Three Lows. All three lows should be reasonably equal, well-spaced, and mark significant turning points. The lows do not have to be equal but should be reasonably equivalent.
Volume. As the Triple Bottom Reversal develops, overall volume levels usually decline. Volume sometimes increases near the lows. After the third low, an expansion of volume on the advance and at the resistance breakout greatly reinforces the soundness of the pattern.
Resistance Break. Like many other reversal patterns, the Triple Bottom Reversal is incomplete until a resistance breakout. The highest point of the formation, which would be the highest of the intermittent highs, marks resistance.
Resistance Turns Support. Broken resistance becomes potential support, and there is sometimes a test of this newfound support level with the first correction.

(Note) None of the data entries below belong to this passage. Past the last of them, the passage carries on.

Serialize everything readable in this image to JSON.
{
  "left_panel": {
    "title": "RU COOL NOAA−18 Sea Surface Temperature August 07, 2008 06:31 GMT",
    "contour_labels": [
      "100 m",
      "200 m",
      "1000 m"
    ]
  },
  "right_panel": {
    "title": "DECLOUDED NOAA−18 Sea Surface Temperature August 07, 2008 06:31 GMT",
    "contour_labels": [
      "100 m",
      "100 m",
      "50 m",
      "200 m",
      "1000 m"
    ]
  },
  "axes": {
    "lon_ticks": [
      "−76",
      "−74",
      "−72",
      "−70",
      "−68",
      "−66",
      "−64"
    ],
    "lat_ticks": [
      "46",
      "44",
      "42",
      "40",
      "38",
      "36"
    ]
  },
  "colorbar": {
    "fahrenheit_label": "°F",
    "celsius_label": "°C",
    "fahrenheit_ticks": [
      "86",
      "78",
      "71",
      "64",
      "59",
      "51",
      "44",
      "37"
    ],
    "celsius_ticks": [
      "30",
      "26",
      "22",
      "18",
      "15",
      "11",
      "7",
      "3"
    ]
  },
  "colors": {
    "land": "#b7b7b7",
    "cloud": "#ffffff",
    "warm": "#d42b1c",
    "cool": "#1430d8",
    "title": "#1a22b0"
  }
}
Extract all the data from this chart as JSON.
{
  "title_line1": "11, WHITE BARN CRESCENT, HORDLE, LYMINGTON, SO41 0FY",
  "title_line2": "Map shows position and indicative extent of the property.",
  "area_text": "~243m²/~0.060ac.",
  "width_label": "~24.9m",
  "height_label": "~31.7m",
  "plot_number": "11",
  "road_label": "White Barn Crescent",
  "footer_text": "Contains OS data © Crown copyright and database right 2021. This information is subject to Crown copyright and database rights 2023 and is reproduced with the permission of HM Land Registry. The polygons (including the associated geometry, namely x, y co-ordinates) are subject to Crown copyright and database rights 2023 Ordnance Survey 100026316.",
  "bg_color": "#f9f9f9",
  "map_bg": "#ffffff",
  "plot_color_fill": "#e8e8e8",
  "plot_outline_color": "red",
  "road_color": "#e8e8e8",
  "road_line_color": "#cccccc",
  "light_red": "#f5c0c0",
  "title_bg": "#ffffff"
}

Price Target. The distance from the resistance breakout to lows can be measured and added to the resistance break for a price target. The longer the pattern develops, the more significant the ultimate breakout. Triple Bottom Reversals that are 6 or more months in duration represent major bottoms, and a price target is less likely to be effective.
As the Triple Bottom Reversal develops, it can start to resemble several patterns. Before the third low forms, the pattern may look like a Double Bottom Reversal. Three equal lows can also be found in a descending triangle or rectangle. Of these patterns mentioned, only the descending triangle has bearish overtones; the others are neutral until a breakout occurs. Similarly, the Triple Bottom Reversal should also be treated as a neutral pattern until a breakout occurs. The ability to hold support is bullish, but demand has not won the battle until resistance is broken. Volume on the last advance can sometimes yield a clue. If there is a sharp increase in volume and momentum, the chances of a breakout increase.
After a failed double-bottom breakout, ANDW formed a large Triple Bottom Reversal.
While the new reaction high (black arrow) and potential double bottom breakout seemed bullish, the stock fell back to support.
Technically, the downtrend ended when the stock formed a higher low in March 1999 and surpassed its Jan 1999 high by closing above $20 in July 1999 (black arrow). Even though the downtrend ended, it would have been difficult to label the trend bullish after the third test of support around $11.
Over 13 months, three relatively equal lows formed in Oct 1998, Mar 1999, and Nov 1999. When the Jul 2000 high surpassed the Jan-99 high, the possibility of a rectangle pattern was ruled out.
Resistance at $22.50 was broken in Jan 2000. The stock closed above this key level for five consecutive weeks to confirm the breakout.
Even though volume expanded near the second and third lows, the 10-day EMA of volume declined between the lows. The advance off of the third low saw a dramatic expansion of volume that lasted many weeks. The Accumulation/Distribution Line formed a positive divergence in 1999, breaking to new highs with the stock in Jan 2000.
After the resistance break, the stock fell below $22.50 twice over the next two months. Based on the Feb 2000 and Apr 2000 lows, a new support level was established at $20. Because upside movement was limited after the breakout (a high of $25.50), a pullback below $22.50 might have been expected. Based on Oct 1999 resistance, critical support could have been marked at $18.50.
ANDW built a base over 13 months. Although the pattern's height is relatively impressive, it pales in comparison to its length. The length of this pattern and subsequent breakout suggest a long-term change of sentiment.